Now, a state agency has “projected that without limits, costs could reach $1 billion. This year’s spending plan budgets half that, $550 million,” even with capped enrollment, reports the TV station WTTW.
The cost actually would far exceed $1 billion, in all likelihood. A legislator had noted that “In FY24, Illinois’ program of health benefits for undocumented immigrants is estimated to cost $990 million, which is a $768 million increase (346%) over FY23….Undocumented immigrants are ineligible for any federal Medicaid match, resulting in State GRF being used to pay for the entirety of services provided. These ballooning enrollments and costs are unsustainable and could lead to the loss of funding and services for Illinois’ most vulnerable citizens.”
Moreover, a 2023 “report from the Department of Healthcare and Family Services (HFS) shows that HFS and its contracted actuarial firm, Milliman, repeatedly underestimated actual enrollees and costs. FY24 estimates now show growth in healthcare benefits coverage for eligible undocumented immigrants totaling 108,400 over original FY23 estimates, and enrollees totaling 31,500 over original FY23 estimates, a 202% and 94% increase respectively.”

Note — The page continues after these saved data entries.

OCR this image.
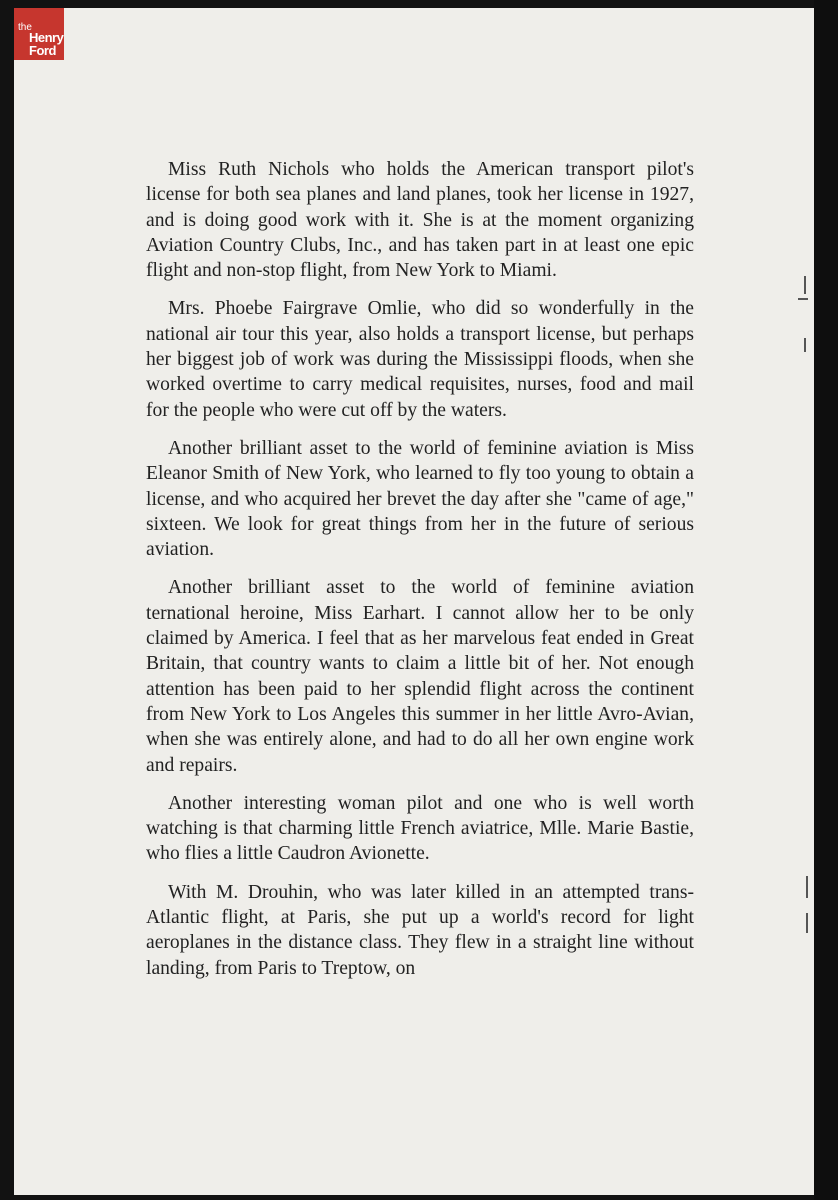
the
Henry
Ford

Miss Ruth Nichols who holds the American transport pilot's license for both sea planes and land planes, took her license in 1927, and is doing good work with it. She is at the moment organizing Aviation Country Clubs, Inc., and has taken part in at least one epic flight and non-stop flight, from New York to Miami.

Mrs. Phoebe Fairgrave Omlie, who did so wonderfully in the national air tour this year, also holds a transport license, but perhaps her biggest job of work was during the Mississippi floods, when she worked overtime to carry medical requisites, nurses, food and mail for the people who were cut off by the waters.

Another brilliant asset to the world of feminine aviation is Miss Eleanor Smith of New York, who learned to fly too young to obtain a license, and who acquired her brevet the day after she "came of age," sixteen. We look for great things from her in the future of serious aviation.

Another brilliant asset to the world of feminine aviation ternational heroine, Miss Earhart. I cannot allow her to be only claimed by America. I feel that as her marvelous feat ended in Great Britain, that country wants to claim a little bit of her. Not enough attention has been paid to her splendid flight across the continent from New York to Los Angeles this summer in her little Avro-Avian, when she was entirely alone, and had to do all her own engine work and repairs.

Another interesting woman pilot and one who is well worth watching is that charming little French aviatrice, Mlle. Marie Bastie, who flies a little Caudron Avionette.

With M. Drouhin, who was later killed in an attempted trans-Atlantic flight, at Paris, she put up a world's record for light aeroplanes in the distance class. They flew in a straight line without landing, from Paris to Treptow, on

These cost overruns, while huge, are small compared to the cost overruns of federal programs created by Joe Biden. Joe Biden’s Inflation Reduction Act may add over $2 trillion to the national debt — not $2 billion, but $2 trillion (a trillion is a thousand billion) — rather than cutting the national debt as Biden claimed it would. Soon after it was enacted, financial experts at places like Goldman Sachs soon concluded that the subsidies contained in the Inflation Reduction Act could cost $1.2 trillion or more, massively increasing the budget deficit. This fall, a think-tank concluded that the Act could cost $3 trillion, and could undermine transmission reforms needed to provide adequate and affordable electricity to the public.
The Inflation Reduction Act continues Biden’s record of massive, inflationary government spending. Biden’s big spending spawned inflation, according to economists like Bill Clinton’s Treasury Secretary, Larry Summers, and Obama advisor Steven Rattner. As Rattner noted in the New York Times, Biden has spent “an unprecedented amount” of taxpayer money, which resulted in “too much money chasing too few goods.”
The national debt is now about $34 trillion, up by trillions of dollars since President Biden took office. It’s now much bigger than the size of the entire U.S. economy.